Kualitas Udara Sejumlah Wilayah di Sumbar Memburuk, Payakumbuh dan Batusangkar Berstatus Tidak Sehat

Sakato.co.id – Kualitas udara di sejumlah daerah di Sumatera Barat (Sumbar) terpantau mengalami penurunan cukup signifikan. Berdasarkan data pemantauan aplikasi IQAir pada Rabu (26/8/2026), beberapa wilayah di Sumbar bahkan sudah masuk dalam kategori tidak sehat bagi masyarakat.

Adapun wilayah yang mencatatkan kualitas udara tidak sehat tersebut di antaranya Kota Padang, Payakumbuh, Solok, Bukittinggi, Batusangkar, dan Sawahlunto.

Dari pantauan terbaru, Payakumbuh dan Batusangkar menempati posisi terburuk. Indeks Kualitas Udara atau Air Quality Index (AQI) di kedua daerah tersebut menembus angka 154, yang tergolong dalam kategori tidak sehat. Angka ini berada jauh di atas ambang batas sedang dan berpotensi memicu gangguan kesehatan jika terpapar langsung dalam jangka panjang.

Kondisi serupa juga terjadi di Kota Solok yang berada pada angka AQI 152, tergolong dalam tingkat tidak sehat untuk seluruh lapisan masyarakat.

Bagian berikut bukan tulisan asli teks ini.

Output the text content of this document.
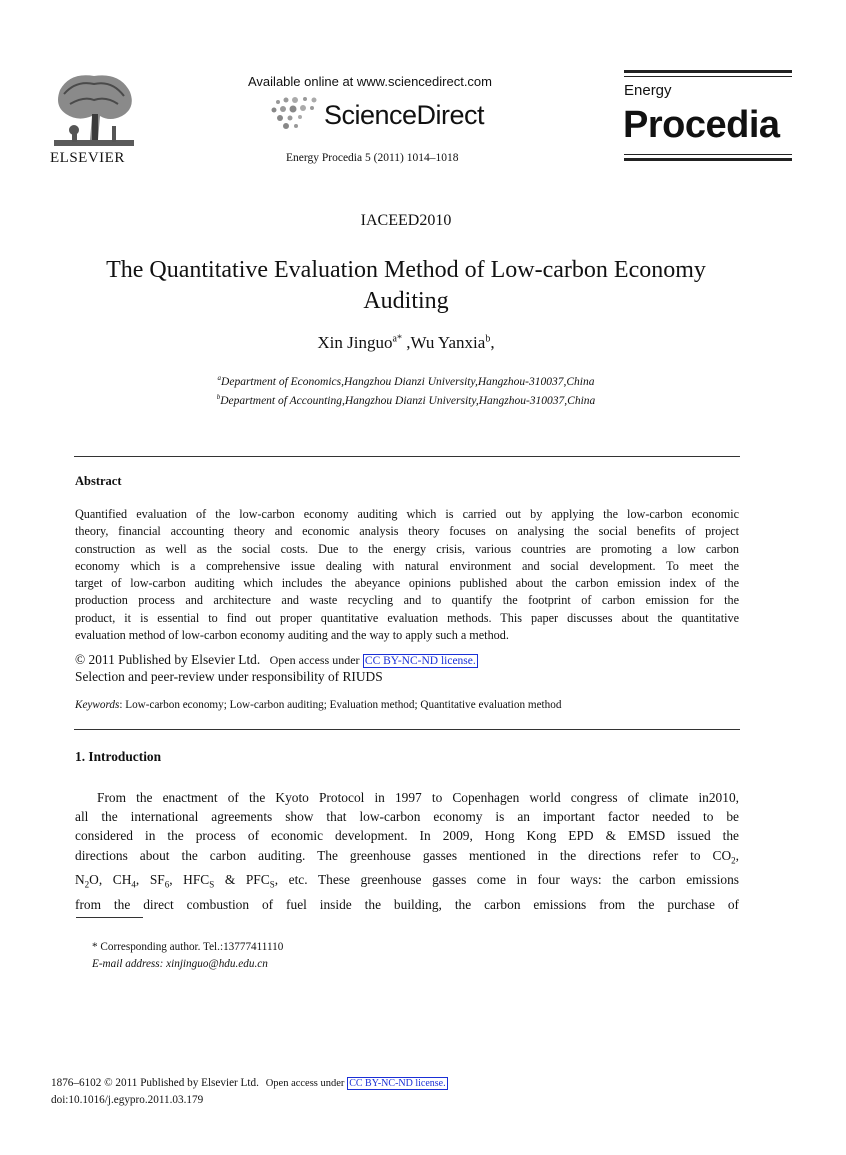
ELSEVIER
Available online at www.sciencedirect.com
ScienceDirect
Energy Procedia 5 (2011) 1014–1018
Energy
Procedia
IACEED2010
The Quantitative Evaluation Method of Low-carbon Economy
Auditing
Xin Jinguo$^{a*}$ ,Wu Yanxia$^b$,
$^a$Department of Economics,Hangzhou Dianzi University,Hangzhou-310037,China
$^b$Department of Accounting,Hangzhou Dianzi University,Hangzhou-310037,China
Abstract
Quantified evaluation of the low-carbon economy auditing which is carried out by applying the low-carbon economic
theory, financial accounting theory and economic analysis theory focuses on analysing the social benefits of project
construction as well as the social costs. Due to the energy crisis, various countries are promoting a low carbon
economy which is a comprehensive issue dealing with natural environment and social development. To meet the
target of low-carbon auditing which includes the abeyance opinions published about the carbon emission index of the
production process and architecture and waste recycling and to quantify the footprint of carbon emission for the
product, it is essential to find out proper quantitative evaluation methods. This paper discusses about the quantitative
evaluation method of low-carbon economy auditing and the way to apply such a method.
© 2011 Published by Elsevier Ltd. Open access under CC BY-NC-ND license.
Selection and peer-review under responsibility of RIUDS
Keywords: Low-carbon economy; Low-carbon auditing; Evaluation method; Quantitative evaluation method
1. Introduction
From the enactment of the Kyoto Protocol in 1997 to Copenhagen world congress of climate in2010,
all the international agreements show that low-carbon economy is an important factor needed to be
considered in the process of economic development. In 2009, Hong Kong EPD & EMSD issued the
directions about the carbon auditing. The greenhouse gasses mentioned in the directions refer to $CO_2$,
$N_2O$, $CH_4$, $SF_6$, $HFC_S$ & $PFC_S$, etc. These greenhouse gasses come in four ways: the carbon emissions
from the direct combustion of fuel inside the building, the carbon emissions from the purchase of
* Corresponding author. Tel.:13777411110
E-mail address: xinjinguo@hdu.edu.cn
1876–6102 © 2011 Published by Elsevier Ltd. Open access under CC BY-NC-ND license.
doi:10.1016/j.egypro.2011.03.179
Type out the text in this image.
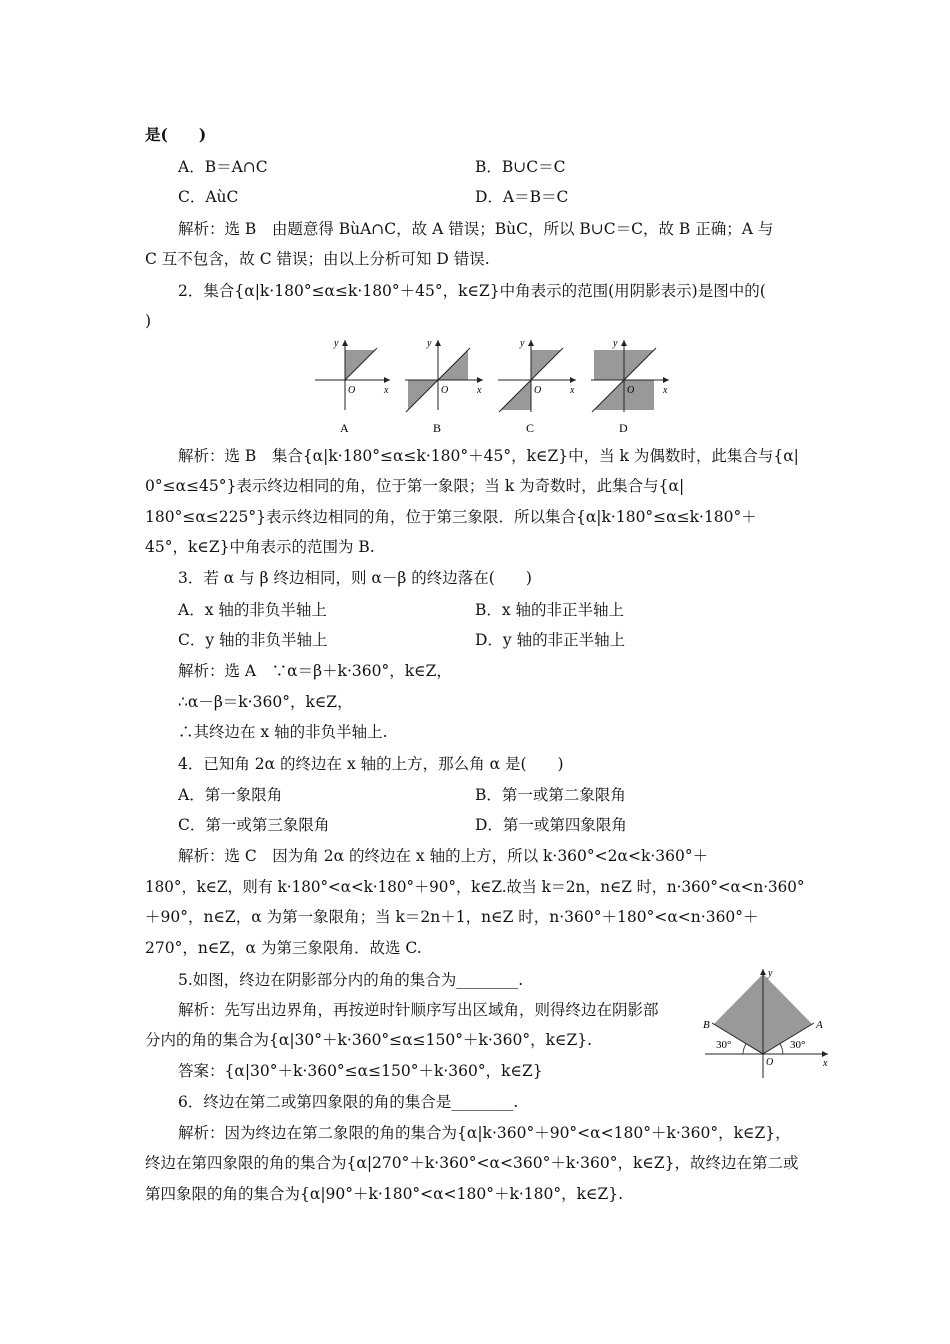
是(　　)
A．B＝A∩C	B．B∪C＝C
C．AùC	D．A＝B＝C
解析：选 B　由题意得 BùA∩C，故 A 错误；BùC，所以 B∪C＝C，故 B 正确；A 与
C 互不包含，故 C 错误；由以上分析可知 D 错误.
2．集合{α|k·180°≤α≤k·180°＋45°，k∈Z}中角表示的范围(用阴影表示)是图中的(
)
y
x
O
A
y
x
O
B
y
x
O
C
y
x
O
D
解析：选 B　集合{α|k·180°≤α≤k·180°＋45°，k∈Z}中，当 k 为偶数时，此集合与{α|
0°≤α≤45°}表示终边相同的角，位于第一象限；当 k 为奇数时，此集合与{α|
180°≤α≤225°}表示终边相同的角，位于第三象限．所以集合{α|k·180°≤α≤k·180°＋
45°，k∈Z}中角表示的范围为 B.
3．若 α 与 β 终边相同，则 α－β 的终边落在(　　)
A．x 轴的非负半轴上	B．x 轴的非正半轴上
C．y 轴的非负半轴上	D．y 轴的非正半轴上
解析：选 A　∵α＝β＋k·360°，k∈Z，
∴α－β＝k·360°，k∈Z，
∴其终边在 x 轴的非负半轴上.
4．已知角 2α 的终边在 x 轴的上方，那么角 α 是(　　)
A．第一象限角	B．第一或第二象限角
C．第一或第三象限角	D．第一或第四象限角
解析：选 C　因为角 2α 的终边在 x 轴的上方，所以 k·360°<2α<k·360°＋
180°，k∈Z，则有 k·180°<α<k·180°＋90°，k∈Z.故当 k＝2n，n∈Z 时，n·360°<α<n·360°
＋90°，n∈Z，α 为第一象限角；当 k＝2n＋1，n∈Z 时，n·360°＋180°<α<n·360°＋
270°，n∈Z，α 为第三象限角．故选 C.
5.如图，终边在阴影部分内的角的集合为________.
解析：先写出边界角，再按逆时针顺序写出区域角，则得终边在阴影部
分内的角的集合为{α|30°＋k·360°≤α≤150°＋k·360°，k∈Z}.
答案：{α|30°＋k·360°≤α≤150°＋k·360°，k∈Z}
A
B
30°
30°
O
y
x
6．终边在第二或第四象限的角的集合是________.
解析：因为终边在第二象限的角的集合为{α|k·360°＋90°<α<180°＋k·360°，k∈Z}，
终边在第四象限的角的集合为{α|270°＋k·360°<α<360°＋k·360°，k∈Z}，故终边在第二或
第四象限的角的集合为{α|90°＋k·180°<α<180°＋k·180°，k∈Z}.
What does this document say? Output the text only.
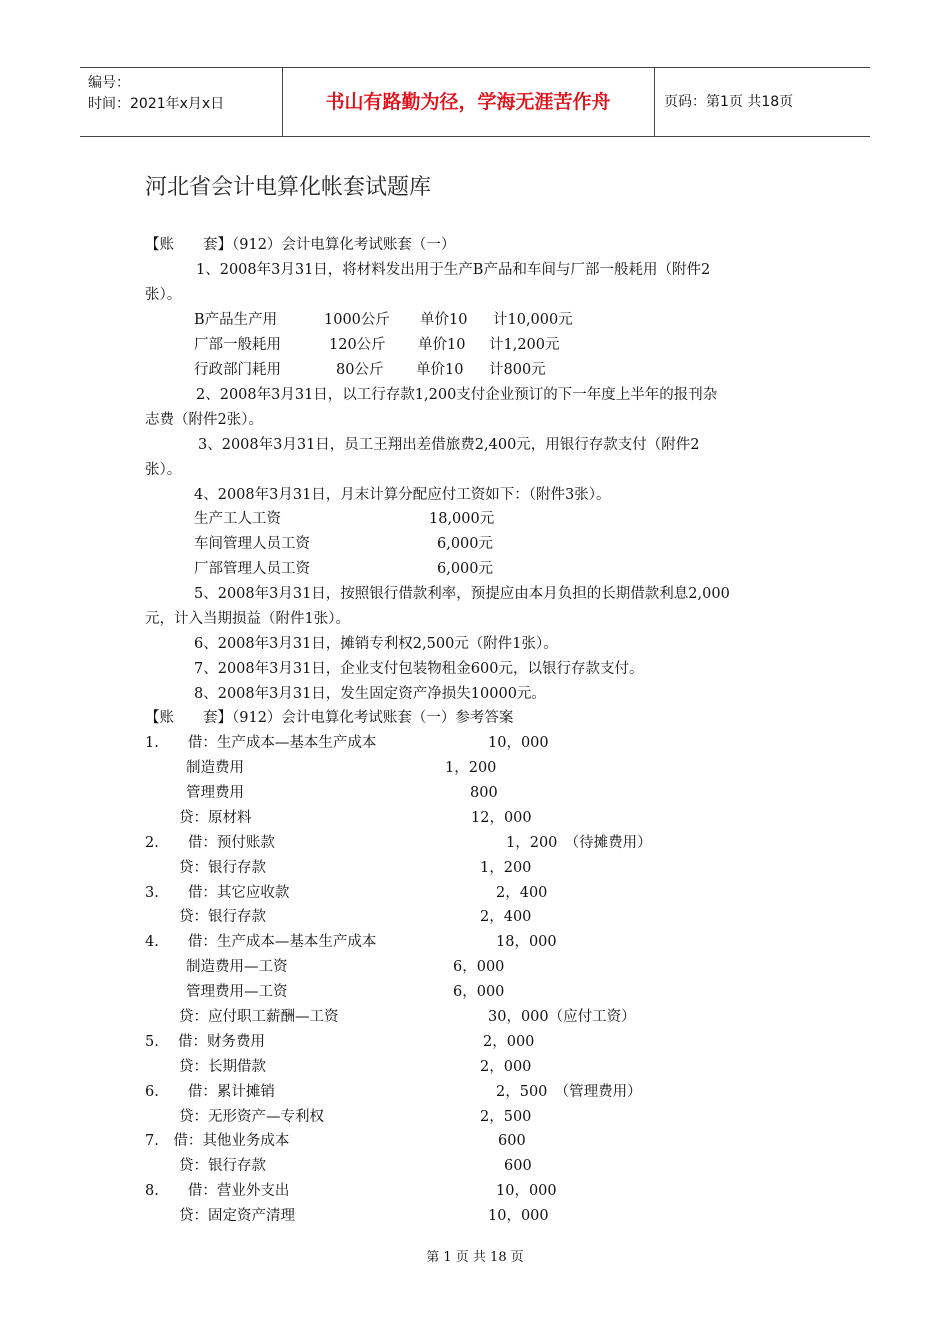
编号：
时间：2021年x月x日	书山有路勤为径，学海无涯苦作舟	页码：第1页 共18页
河北省会计电算化帐套试题库
【账　　套】（912）会计电算化考试账套（一）
1、2008年3月31日，将材料发出用于生产B产品和车间与厂部一般耗用（附件2
张）。
B产品生产用	1000公斤 单价10 计10,000元
厂部一般耗用	120公斤 单价10 计1,200元
行政部门耗用	80公斤 单价10 计800元
2、2008年3月31日，以工行存款1,200支付企业预订的下一年度上半年的报刊杂
志费（附件2张）。
3、2008年3月31日，员工王翔出差借旅费2,400元，用银行存款支付（附件2
张）。
4、2008年3月31日，月末计算分配应付工资如下：（附件3张）。
生产工人工资	18,000元
车间管理人员工资	6,000元
厂部管理人员工资	6,000元
5、2008年3月31日，按照银行借款利率，预提应由本月负担的长期借款利息2,000
元，计入当期损益（附件1张）。
6、2008年3月31日，摊销专利权2,500元（附件1张）。
7、2008年3月31日，企业支付包装物租金600元，以银行存款支付。
8、2008年3月31日，发生固定资产净损失10000元。
【账　　套】（912）会计电算化考试账套（一）参考答案
1.　　借：生产成本—基本生产成本	10，000
制造费用	1，200
管理费用	800
贷：原材料	12，000
2.　　借：预付账款	1，200　（待摊费用）
贷：银行存款	1，200
3.　　借：其它应收款	2，400
贷：银行存款	2，400
4.　　借：生产成本—基本生产成本	18，000
制造费用—工资	6，000
管理费用—工资	6，000
贷：应付职工薪酬—工资	30，000（应付工资）
5.　 借：财务费用	2，000
贷：长期借款	2，000
6.　　借：累计摊销	2，500　（管理费用）
贷：无形资产—专利权	2，500
7.　借：其他业务成本	600
贷：银行存款	600
8.　　借：营业外支出	10，000
贷：固定资产清理	10，000
第 1 页 共 18 页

Sementara itu, untuk daerah dengan skala tidak sehat khusus kelompok sensitif (seperti balita, lansia, dan penderita gangguan pernapasan), diduduki oleh Kota Bukittinggi dengan AQI 125, Kota Padang dengan AQI 109 (polutan utama PM2.5), serta Parit Malintang di Kabupaten Padang Pariaman dengan AQI 120.

Untuk wilayah Kabupaten Sijunjung, pemantauan kualitas udara saat ini berada pada kategori sedang. Kendati demikian, riwayat pemantauan sebelumnya mencatat AQI di Sijunjung sempat melonjak ke angka 138.

Di daerah lainnya, kualitas udara masih relatif aman berada pada standar kategori sedang. Wilayah Matur (Kabupaten Agam) mencatatkan AQI 93—mendekati batas atas kategori sedang—diikuti kawasan Tuapejat (Kepulauan Mentawai) dengan angka 81, serta Air Bangis (Kabupaten Pasaman Barat).

Untuk diketahui, data yang dirilis oleh pemantau independen IQAir ini merupakan estimasi hasil sensor pemantauan udara realtime dan bukan merupakan keputusan penetapan status resmi dari Pemerintah Daerah maupun Dinas Lingkungan Hidup (DLH) Sumatera Barat.

Perbedaan angka AQI serta estimasi konsentrasi polutan (PM2.5) antara IQAir dan alat pemantau resmi milik pemerintah daerah dapat terjadi akibat adanya perbedaan lokasi titik sensor, interval waktu pembaruan data, serta metodologi perhitungan yang digunakan. Masyarakat imbau untuk tetap waspada dan mengonsumsi masker saat beraktivitas di luar ruangan pada wilayah bersuhu udara buruk.